High-Dimensional Biomarker Panel Joint Distribution Simulations
We evaluated whether GANs could be used to generate the joint
distribution of multiple biomarkers by using the 14 diabetes-relevant
biomarkers.
Because the 14-dimensional joint distribution is not amenable to
visualization, we used three different multi-dimensional visualization
approaches, t-SNE (Figure 3A), UMAP (Figure 3B), and PCA (Figure 3C) to
generate 2-dimensional projections of the test and GAN-generated
distributions. The projected data for the GAN-generated distribution
(teal circles) was well dispersed in the test data distribution (salmon
circles) for all three approaches. This indicates that GANs are a
promising approach for generating high dimensional biomarker
distributions.
To further assess the performance of GANs, we visualized the univariate
and bivariate marginal distributions from the high dimensional joint
distribution (Figure 3D) using pairs panel plots, which summarize the
univariate density along the diagonal, the bivariate scatter plots in
the lower triangular region and the Spearman correlation coefficients in
the upper triangular region.
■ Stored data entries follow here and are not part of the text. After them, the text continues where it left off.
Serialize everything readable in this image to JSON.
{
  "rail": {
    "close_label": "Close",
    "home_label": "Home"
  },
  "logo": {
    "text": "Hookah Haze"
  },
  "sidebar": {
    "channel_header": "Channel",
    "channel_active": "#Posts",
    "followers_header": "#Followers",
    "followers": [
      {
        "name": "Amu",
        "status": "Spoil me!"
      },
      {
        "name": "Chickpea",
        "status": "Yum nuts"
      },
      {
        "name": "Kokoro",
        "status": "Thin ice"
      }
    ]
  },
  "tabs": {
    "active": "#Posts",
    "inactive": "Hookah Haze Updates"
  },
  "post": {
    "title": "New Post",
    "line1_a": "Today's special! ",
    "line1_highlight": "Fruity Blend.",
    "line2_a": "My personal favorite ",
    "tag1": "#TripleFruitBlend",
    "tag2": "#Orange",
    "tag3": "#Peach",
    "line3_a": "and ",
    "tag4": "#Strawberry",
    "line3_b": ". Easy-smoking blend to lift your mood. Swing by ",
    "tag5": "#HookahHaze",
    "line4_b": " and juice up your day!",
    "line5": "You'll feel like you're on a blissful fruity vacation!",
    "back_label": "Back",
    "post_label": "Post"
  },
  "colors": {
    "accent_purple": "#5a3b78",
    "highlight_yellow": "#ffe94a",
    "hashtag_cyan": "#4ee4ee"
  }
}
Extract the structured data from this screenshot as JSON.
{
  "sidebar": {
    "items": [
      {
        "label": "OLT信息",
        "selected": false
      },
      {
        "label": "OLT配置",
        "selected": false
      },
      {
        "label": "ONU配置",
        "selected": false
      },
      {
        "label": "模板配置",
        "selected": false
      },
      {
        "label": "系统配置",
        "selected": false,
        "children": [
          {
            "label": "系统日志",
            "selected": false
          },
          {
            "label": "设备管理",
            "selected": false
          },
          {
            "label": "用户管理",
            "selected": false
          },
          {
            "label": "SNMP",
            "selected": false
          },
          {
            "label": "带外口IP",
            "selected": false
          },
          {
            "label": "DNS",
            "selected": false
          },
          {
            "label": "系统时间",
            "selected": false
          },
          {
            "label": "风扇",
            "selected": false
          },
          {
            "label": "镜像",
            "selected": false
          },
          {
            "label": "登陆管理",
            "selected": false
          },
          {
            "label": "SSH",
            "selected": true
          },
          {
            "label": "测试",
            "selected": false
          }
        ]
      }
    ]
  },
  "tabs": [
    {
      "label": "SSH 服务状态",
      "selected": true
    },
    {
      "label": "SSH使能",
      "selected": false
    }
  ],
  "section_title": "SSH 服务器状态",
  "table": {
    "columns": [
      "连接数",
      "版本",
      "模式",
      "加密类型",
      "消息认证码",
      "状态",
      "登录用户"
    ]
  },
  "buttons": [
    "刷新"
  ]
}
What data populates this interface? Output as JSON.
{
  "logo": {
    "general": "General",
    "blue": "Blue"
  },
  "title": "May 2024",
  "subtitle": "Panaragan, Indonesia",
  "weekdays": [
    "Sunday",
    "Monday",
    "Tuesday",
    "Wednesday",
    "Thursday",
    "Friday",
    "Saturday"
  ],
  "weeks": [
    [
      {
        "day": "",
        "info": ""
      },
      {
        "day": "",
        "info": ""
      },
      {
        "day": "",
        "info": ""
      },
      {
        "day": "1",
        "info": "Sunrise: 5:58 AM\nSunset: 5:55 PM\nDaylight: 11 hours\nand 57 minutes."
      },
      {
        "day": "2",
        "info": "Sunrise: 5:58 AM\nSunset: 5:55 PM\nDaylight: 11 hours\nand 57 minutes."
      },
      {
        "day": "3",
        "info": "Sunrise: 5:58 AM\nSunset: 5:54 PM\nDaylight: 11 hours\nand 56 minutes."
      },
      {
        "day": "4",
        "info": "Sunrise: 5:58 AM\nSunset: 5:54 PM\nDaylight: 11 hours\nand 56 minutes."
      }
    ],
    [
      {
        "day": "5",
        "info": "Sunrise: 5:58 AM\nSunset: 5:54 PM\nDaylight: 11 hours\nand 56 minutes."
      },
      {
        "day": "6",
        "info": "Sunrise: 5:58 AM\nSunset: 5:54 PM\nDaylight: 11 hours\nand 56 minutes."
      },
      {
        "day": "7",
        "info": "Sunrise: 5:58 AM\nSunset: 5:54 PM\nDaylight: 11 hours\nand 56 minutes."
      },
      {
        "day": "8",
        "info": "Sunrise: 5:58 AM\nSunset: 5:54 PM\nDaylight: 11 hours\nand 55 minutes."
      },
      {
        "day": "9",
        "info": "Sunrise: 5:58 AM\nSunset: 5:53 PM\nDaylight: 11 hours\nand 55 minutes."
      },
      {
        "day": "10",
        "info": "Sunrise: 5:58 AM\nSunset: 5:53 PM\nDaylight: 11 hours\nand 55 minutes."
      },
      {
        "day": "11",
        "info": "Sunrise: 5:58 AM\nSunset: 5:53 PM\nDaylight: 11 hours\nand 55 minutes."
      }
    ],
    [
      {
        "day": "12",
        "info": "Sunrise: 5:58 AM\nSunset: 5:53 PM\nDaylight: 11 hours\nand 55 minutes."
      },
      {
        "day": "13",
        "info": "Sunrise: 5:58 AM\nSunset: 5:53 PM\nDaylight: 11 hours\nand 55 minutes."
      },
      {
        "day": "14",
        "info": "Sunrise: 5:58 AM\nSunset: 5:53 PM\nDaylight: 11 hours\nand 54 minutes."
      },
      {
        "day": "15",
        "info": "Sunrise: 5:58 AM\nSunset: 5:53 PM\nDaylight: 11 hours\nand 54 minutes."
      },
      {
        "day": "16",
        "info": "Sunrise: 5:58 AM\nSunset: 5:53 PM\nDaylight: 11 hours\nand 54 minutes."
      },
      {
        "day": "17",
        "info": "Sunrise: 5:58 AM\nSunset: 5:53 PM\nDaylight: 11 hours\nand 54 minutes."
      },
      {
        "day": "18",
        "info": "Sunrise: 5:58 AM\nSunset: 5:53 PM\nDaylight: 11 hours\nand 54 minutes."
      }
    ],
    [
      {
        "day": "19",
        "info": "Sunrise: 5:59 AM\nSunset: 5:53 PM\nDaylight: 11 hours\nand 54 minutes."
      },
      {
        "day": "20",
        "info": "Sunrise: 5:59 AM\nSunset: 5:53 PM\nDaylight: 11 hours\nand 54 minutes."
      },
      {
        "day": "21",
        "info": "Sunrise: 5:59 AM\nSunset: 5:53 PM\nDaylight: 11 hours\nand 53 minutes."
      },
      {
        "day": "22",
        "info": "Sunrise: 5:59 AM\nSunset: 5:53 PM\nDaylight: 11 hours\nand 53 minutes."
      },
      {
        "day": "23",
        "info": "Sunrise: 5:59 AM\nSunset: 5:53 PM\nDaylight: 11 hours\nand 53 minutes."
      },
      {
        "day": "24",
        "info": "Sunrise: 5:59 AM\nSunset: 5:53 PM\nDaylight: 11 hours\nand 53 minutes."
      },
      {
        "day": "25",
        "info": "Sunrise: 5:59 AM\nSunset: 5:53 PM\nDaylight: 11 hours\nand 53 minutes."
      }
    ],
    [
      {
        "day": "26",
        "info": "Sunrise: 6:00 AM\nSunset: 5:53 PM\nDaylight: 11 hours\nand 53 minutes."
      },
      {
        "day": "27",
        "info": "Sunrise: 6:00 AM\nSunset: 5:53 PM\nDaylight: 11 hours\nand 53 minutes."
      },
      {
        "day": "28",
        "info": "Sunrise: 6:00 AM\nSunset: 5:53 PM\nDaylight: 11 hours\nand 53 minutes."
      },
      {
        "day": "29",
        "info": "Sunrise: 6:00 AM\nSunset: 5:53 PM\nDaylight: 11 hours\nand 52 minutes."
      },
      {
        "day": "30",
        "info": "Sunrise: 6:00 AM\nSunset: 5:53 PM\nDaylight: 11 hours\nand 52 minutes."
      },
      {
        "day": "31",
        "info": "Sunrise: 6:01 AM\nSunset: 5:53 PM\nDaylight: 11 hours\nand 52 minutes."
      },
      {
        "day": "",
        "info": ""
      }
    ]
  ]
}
The pairs panel plots for scaled
log-transformed levels of seven biomarkers: urine albumin, urine
creatinine, fasting glucose, insulin, body mass index, glycohemoglobin
and triglyceride are shown in Figure 3D. The univariate densities (see
diagonal in Figure 3D) for the GAN-generated data for all seven
biomarkers overlapped extensively with the test data density and the
individual density curves were difficult to distinguish. The bivariate
scatter plots also overlapped extensively, and the GAN-generated data
points were evenly dispersed among the test data points for all 21
bivariate plots in Figure 3D.
These results show that GAN-generated distributions can be useful for
modeling systems of clinical biomarkers.